Avinab Dutta-areng
(English: Poetry) Avinab Dutta-Areng has lived in Tura, Calcutta and Bombay. Annus Horribilis, his first book of poems, is forthcoming from Penguin/Vintage in 2021. He currently lives and works in Kodaikanal.
Deepika Arwind
(English: Theater) Deepika Arwind is a writer and theatre maker, who runs The Lost Post Initiative, a theatre and performing arts collective, working collectively with diverse artists, largely around the subjects of gender and women on stage. She is a scholar of the International Forum at Theatretreffen, and presented her work at the JFK Centre of Performing Arts 2016 and Ballhaus Naunynstrasse, Berlin, in 2018. She has won several awards, including the Hindu Playwright Award, the Stuckemarkt Prize at Theatretreffen and the TOTO Award.
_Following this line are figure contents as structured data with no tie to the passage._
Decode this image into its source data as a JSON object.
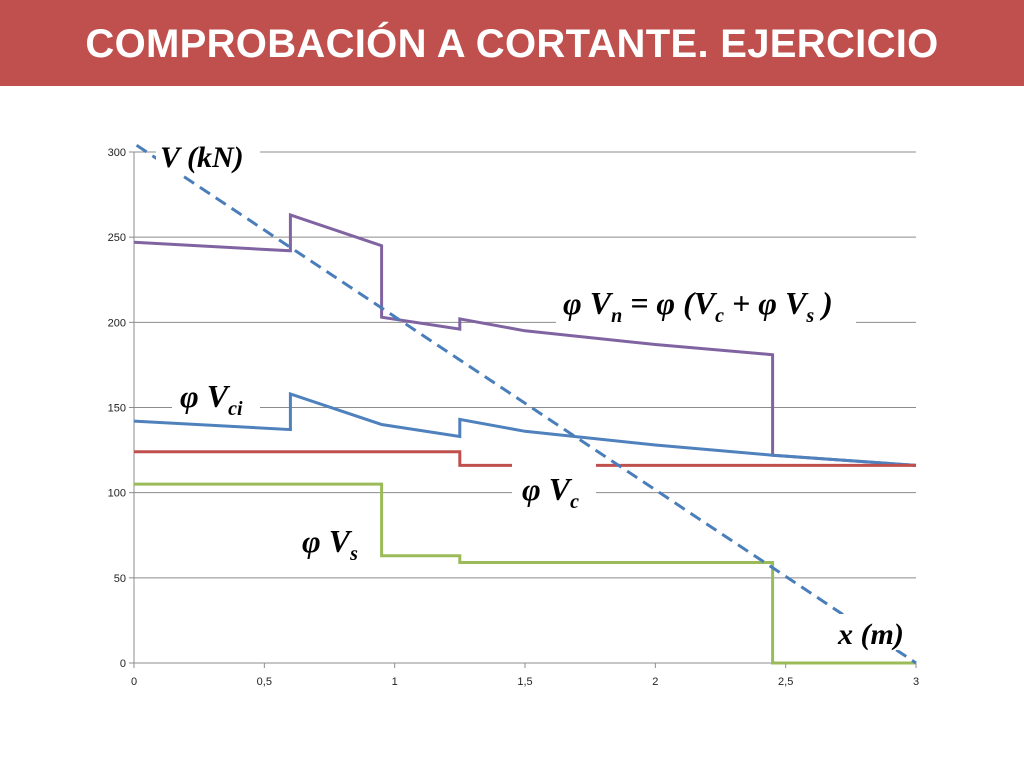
{
  "slide": {
    "title": "COMPROBACIÓN A CORTANTE. EJERCICIO"
  },
  "chart_data": {
    "type": "line",
    "xlim": [
      0,
      3
    ],
    "ylim": [
      0,
      300
    ],
    "x_ticks": [
      0,
      0.5,
      1,
      1.5,
      2,
      2.5,
      3
    ],
    "x_tick_labels": [
      "0",
      "0,5",
      "1",
      "1,5",
      "2",
      "2,5",
      "3"
    ],
    "y_ticks": [
      0,
      50,
      100,
      150,
      200,
      250,
      300
    ],
    "y_tick_labels": [
      "0",
      "50",
      "100",
      "150",
      "200",
      "250",
      "300"
    ],
    "grid": "horizontal",
    "axis_labels": {
      "y": "V (kN)",
      "x": "x (m)"
    },
    "series": [
      {
        "id": "phiVn",
        "color": "#8064a2",
        "style": "solid",
        "points": [
          [
            0,
            247
          ],
          [
            0.6,
            242
          ],
          [
            0.6,
            263
          ],
          [
            0.95,
            245
          ],
          [
            0.95,
            203
          ],
          [
            1.25,
            196
          ],
          [
            1.25,
            202
          ],
          [
            1.5,
            195
          ],
          [
            2,
            187
          ],
          [
            2.45,
            181
          ],
          [
            2.45,
            122
          ],
          [
            3,
            116
          ]
        ]
      },
      {
        "id": "phiVci",
        "color": "#4f81bd",
        "style": "solid",
        "points": [
          [
            0,
            142
          ],
          [
            0.6,
            137
          ],
          [
            0.6,
            158
          ],
          [
            0.95,
            140
          ],
          [
            1.25,
            133
          ],
          [
            1.25,
            143
          ],
          [
            1.5,
            136
          ],
          [
            2,
            128
          ],
          [
            2.45,
            122
          ],
          [
            3,
            116
          ]
        ]
      },
      {
        "id": "phiVc",
        "color": "#c0504d",
        "style": "solid",
        "points": [
          [
            0,
            124
          ],
          [
            1.25,
            124
          ],
          [
            1.25,
            116
          ],
          [
            3,
            116
          ]
        ]
      },
      {
        "id": "phiVs",
        "color": "#9bbb59",
        "style": "solid",
        "points": [
          [
            0,
            105
          ],
          [
            0.95,
            105
          ],
          [
            0.95,
            63
          ],
          [
            1.25,
            63
          ],
          [
            1.25,
            59
          ],
          [
            2.45,
            59
          ],
          [
            2.45,
            0
          ],
          [
            3,
            0
          ]
        ]
      },
      {
        "id": "Vu",
        "color": "#4a7ebb",
        "style": "dashed",
        "points": [
          [
            0.01,
            304
          ],
          [
            3,
            0
          ]
        ]
      }
    ],
    "annotations": [
      {
        "id": "phiVn",
        "text": "φ Vn = φ (Vc + φ Vs )"
      },
      {
        "id": "phiVci",
        "text": "φ Vci"
      },
      {
        "id": "phiVc",
        "text": "φ Vc"
      },
      {
        "id": "phiVs",
        "text": "φ Vs"
      }
    ]
  }
}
She was nominated for the Rolex Mentor and Arts Protégé Initiative 2019. Her current touring works are No Rest in the Kingdom and I am not here
Sowmiya Ashok
(English: Nonfiction) Sowmiya Ashok is an independent journalist based in Chennai, India. She was a correspondent with The Hindu and The Indian Express in Delhi. She has also reported from Beijing, New York and Kenya for several Indian and international publications. She writes about environment and climate change, migration, tech and China. She is learning Mandarin and working on her first nonfiction book.
Nikhil Baisane
(English, Marathi & Hindi: Fiction) Nikhil Baisane works as a freelance writer in Amalner. He did his Masters in English at PratapCollege, Amalner, affiliated with KBCNM University, Jalgaon, for which he received the Gold Medal, 2007. He writes in English, Marathi and Hindi, and is currently working on his first novel, simultaneously in Marathi and English.
Aparajith Ramnath
(English: Nonfiction/Fiction) Aparajith Ramnath is a historian of science, technology and business. He teaches at Ahmedabad University. Aparajith is the author of The Birth of an Indian Profession: Engineers, Industry, and the State (OUP 2017). In 2018, he won the Indian National Science Academy’s Young Historian of Science Award. His articles, opinion pieces, personal essays, and short stories have been published in The Hindu, scroll.in, the Wire, thREAD, The New Indian Express, and Reading Hour. He is working on his second novel.
Mohit Manohar
(English: Fiction) Mohit Manohar was born in Patna and grew up in Bihar, Jharkhand, West Bengal and Delhi. He earned a B.A. in art history and creative writing from Princeton University and is currently completing a Ph.D in art history at Yale University. His stories have appeared in Best Debut Short Stories, Michigan Quarterly Review, and Nimrod. He has received a PEN/Robert J. Dau Short Story Prize for Emerging Writers and Nimrod’s Katherine Anne Porter Prize for Fiction. At Sangam House, he is revising a draft of his new novel.
Sarah Mariam
(English: Theater/Translation)Sarah Mariam is a writer and researcher in New Delhi, working with prose, dramaturgy and translation. Her translations have been published with Penguin India & Aakaar Books. Her MPhil and PhD explore modes of stage writing and historically trace the evolving notion of theatrical authorship. She has written performance-scripts that have toured theatre spaces and festivals in India, has worked as dramaturg for the National School of Drama and has taught at the Shri Ram School for Performing Arts. She is a recipient of the Charles Wallace India Trust Fellowship in London (2019), the Fulbright Doctoral Research Fellowship, New York (2020) and has been Visiting Scholar at Tisch School of Arts, NYU.
Purva Naresh
(English: Theater)Purva Naresh is a playwright and a filmmaker. A graduate of FTII Pune, she has been directing for the stage more often in the past few years. She has been awarded the Ustad Bismillah Khan Yuva Puruskar by the Sangeet Natak Akademi Delhi and Safdar Hashmi Puraskar by Sangeet Natak Akademi UP. She also has the Laadli Media Award for the best play on Gender sensitization in 2012. She was also the chosen playwright for the Re-imagine India Grant by Arts Council UK to develop a play for UK audiences at the Curve theatre, UK. The same year, Jatinga, a play penned by her, opened in Sydney, Australia. Her fascination with the Tawaif, the “Ganga Jamuni” Tehzeeb of Lucknow and now, Kashmir is evident in her work. She writes primarily in Hindi. Music is an integral part of her work, which explains why she seeks collaboration with Shubha Mudgal so often.